Just as our bodies are constantly fighting off germs and viruses, largely without our knowledge, most healthcare employees may not see the battle behind the scenes to protect ePHI from cyber criminals as well as accidents that can expose this sensitive information. But just one data loss incident can be devastating for a healthcare provider. And while we are hearing in the news about sophisticated cyberattacks , endpoint security remains a fundamental part of information protection. A recent survey conducted by Symantec revealed that three-fourths of small to mid-sized businesses feel they are safe from threats such as viruses and hackers. Unfortunately, additional research shows that 36 percent of all targeted attacks are now directed at businesses that have fewer than 250 employees.
This combination – increasing threats to information and that information being stored and accessed in more places than ever before – means that it’s time for businesses dealing with ePHI to make sure they are doing everything in their power to keep it safe.
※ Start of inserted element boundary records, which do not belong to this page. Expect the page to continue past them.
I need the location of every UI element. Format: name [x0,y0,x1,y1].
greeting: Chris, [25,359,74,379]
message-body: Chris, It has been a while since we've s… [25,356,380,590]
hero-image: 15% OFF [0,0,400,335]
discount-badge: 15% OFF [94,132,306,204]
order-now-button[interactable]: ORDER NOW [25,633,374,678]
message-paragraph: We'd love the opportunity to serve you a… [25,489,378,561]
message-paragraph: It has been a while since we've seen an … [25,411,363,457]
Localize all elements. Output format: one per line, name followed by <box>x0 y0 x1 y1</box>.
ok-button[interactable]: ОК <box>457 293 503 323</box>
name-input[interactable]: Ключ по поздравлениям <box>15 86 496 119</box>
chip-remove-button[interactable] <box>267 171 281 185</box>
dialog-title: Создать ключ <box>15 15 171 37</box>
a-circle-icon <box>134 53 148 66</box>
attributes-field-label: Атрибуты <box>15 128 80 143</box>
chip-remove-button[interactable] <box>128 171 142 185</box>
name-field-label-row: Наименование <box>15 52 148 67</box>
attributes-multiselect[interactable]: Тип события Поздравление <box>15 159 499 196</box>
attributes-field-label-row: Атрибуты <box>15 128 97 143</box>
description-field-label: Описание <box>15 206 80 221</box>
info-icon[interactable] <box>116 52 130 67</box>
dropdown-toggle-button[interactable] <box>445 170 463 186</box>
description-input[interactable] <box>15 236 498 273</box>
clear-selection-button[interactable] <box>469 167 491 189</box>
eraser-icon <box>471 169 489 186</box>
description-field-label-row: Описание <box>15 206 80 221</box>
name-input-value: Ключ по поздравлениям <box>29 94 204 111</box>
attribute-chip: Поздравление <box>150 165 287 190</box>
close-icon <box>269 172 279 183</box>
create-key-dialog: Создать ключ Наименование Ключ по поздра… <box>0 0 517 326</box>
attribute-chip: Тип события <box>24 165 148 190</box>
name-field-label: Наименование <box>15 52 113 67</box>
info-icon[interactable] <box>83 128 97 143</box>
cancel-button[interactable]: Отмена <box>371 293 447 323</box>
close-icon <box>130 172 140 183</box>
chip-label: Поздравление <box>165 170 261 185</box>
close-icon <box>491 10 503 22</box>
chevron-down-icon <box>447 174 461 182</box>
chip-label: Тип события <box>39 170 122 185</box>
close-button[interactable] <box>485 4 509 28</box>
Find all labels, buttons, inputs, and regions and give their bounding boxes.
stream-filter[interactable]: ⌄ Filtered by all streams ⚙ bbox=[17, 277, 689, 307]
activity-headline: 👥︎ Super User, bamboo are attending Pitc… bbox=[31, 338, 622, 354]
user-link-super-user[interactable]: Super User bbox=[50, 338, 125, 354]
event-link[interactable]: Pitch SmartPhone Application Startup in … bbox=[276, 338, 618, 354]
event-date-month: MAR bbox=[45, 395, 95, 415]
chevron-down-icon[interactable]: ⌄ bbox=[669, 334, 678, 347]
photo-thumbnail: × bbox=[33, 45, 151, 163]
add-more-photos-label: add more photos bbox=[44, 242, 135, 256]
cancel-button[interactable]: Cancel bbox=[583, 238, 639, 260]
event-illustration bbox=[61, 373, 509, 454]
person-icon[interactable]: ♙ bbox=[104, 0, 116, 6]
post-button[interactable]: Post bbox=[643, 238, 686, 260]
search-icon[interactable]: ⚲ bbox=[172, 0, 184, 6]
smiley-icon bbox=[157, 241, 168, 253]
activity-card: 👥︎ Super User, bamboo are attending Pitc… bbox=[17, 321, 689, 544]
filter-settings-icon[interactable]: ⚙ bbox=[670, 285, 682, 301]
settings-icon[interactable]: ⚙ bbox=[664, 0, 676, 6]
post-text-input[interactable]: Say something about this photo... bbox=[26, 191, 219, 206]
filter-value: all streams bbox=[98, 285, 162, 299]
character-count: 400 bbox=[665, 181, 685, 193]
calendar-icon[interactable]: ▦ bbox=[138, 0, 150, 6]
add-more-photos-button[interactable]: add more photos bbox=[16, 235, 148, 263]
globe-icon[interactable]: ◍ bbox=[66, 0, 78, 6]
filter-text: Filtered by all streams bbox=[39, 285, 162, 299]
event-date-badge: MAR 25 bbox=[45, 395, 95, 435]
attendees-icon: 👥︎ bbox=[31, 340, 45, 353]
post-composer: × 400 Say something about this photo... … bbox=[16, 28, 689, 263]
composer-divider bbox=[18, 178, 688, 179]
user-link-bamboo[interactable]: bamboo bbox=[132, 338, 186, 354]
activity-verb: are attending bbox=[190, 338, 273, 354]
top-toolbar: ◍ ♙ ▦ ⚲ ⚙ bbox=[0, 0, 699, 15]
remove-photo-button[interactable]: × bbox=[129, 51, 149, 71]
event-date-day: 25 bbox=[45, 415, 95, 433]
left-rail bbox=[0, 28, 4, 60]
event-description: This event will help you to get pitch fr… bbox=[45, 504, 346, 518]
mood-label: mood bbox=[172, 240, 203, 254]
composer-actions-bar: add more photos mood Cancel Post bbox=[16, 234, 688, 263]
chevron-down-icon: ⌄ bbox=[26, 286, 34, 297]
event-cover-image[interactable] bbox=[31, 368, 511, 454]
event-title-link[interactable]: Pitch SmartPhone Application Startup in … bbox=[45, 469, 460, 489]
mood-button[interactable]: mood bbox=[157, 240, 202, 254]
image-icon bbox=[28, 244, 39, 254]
They also need to protect their own financial records and other confidential data. The following are best practices healthcare facilities can follow to ensure successful protection of their endpoints.
Know what you’re dealing with: The first step is to know what information you are storing, and where it is. If you have implemented an electronic medical record and/or practice management system, you should know where those files are being stored. The servers and other machines that have access to that information need the most protection, whereas public information does not require the same level of protection.
Educate employees: Employee education is a significant part of an effective information protection plan, as they are the first line of defense when it comes to keeping endpoints safe. Be sure your employees are not only aware of long-established threats like malware, but educate them on more recent trends such as social engineering. In this newer kind of threat, cyber criminals can use publicly available information from sources such as social networking sites to craft communications ostensibly from credible sources, sending them to employees. Then they trick them into giving away their login credentials, potentially compromising endpoints, security systems and confidential information. Employees also need to remain vigilant with their Internet use and the files they download.
Choose the right solutions: Carefully evaluate your current endpoint protection software. You should standardize on a single solution wherever possible, to present a united front against threats. If you need to update or introduce new protection tools, look for a vendor that can satisfy these key requirements:
- Flexibility: As many businesses begin to embrace virtualization and the cloud, they need to protect both physical and virtual machines. Using two or more endpoint protection solutions is costly and inefficient; be sure your vendor can support both platforms. A simple licensing process will also be valuable as the number of endpoints grows with the business. In addition, more businesses are opting to deploy security as a service, allowing security businesses to utilize their extensive intelligence resources to manage security for clients. This may be especially useful for smaller organizations with fewer IT resources.
- Effectiveness: Threats are diversifying, and in many cases traditional malware protection alone is not enough. Securing endpoints should include the ability to protect against not only the expected viruses and Trojans, but newer forms of malware that exploit emerging vulnerabilities. The ideal solution should be able to analyze files to dynamically identify new threats based on the latest intelligence. For the best possible results, select an endpoint solution from a reputable and trusted security vendor.
- Performance: With the amount of information providers are storing drastically increasing, particularly as electronic medical records become more common, there are more files than ever for endpoint protection tools to scan. Healthcare businesses need a solution that can quickly scan this increasingly large number of files. Deduplication can significantly reduce scan times by reducing duplicate files. It should also be intelligent enough to skip duplicate files in the virtual environment, further streamlining the protection process.
Today’s healthcare providers, from academic medical centers to small physician practices, deal with an enormous amount of sensitive information, and keeping it secure should be the top priority. As part of a multi-layered security approach, ensure that you install sufficient protection on all endpoints, as well as enabling sensible user behavior and intelligently managing where sensitive information is stored. Strengthening your ability to protect ePHI and other confidential files, you can continue to provide the highest quality patient care, knowing that their information is as well cared for as they are.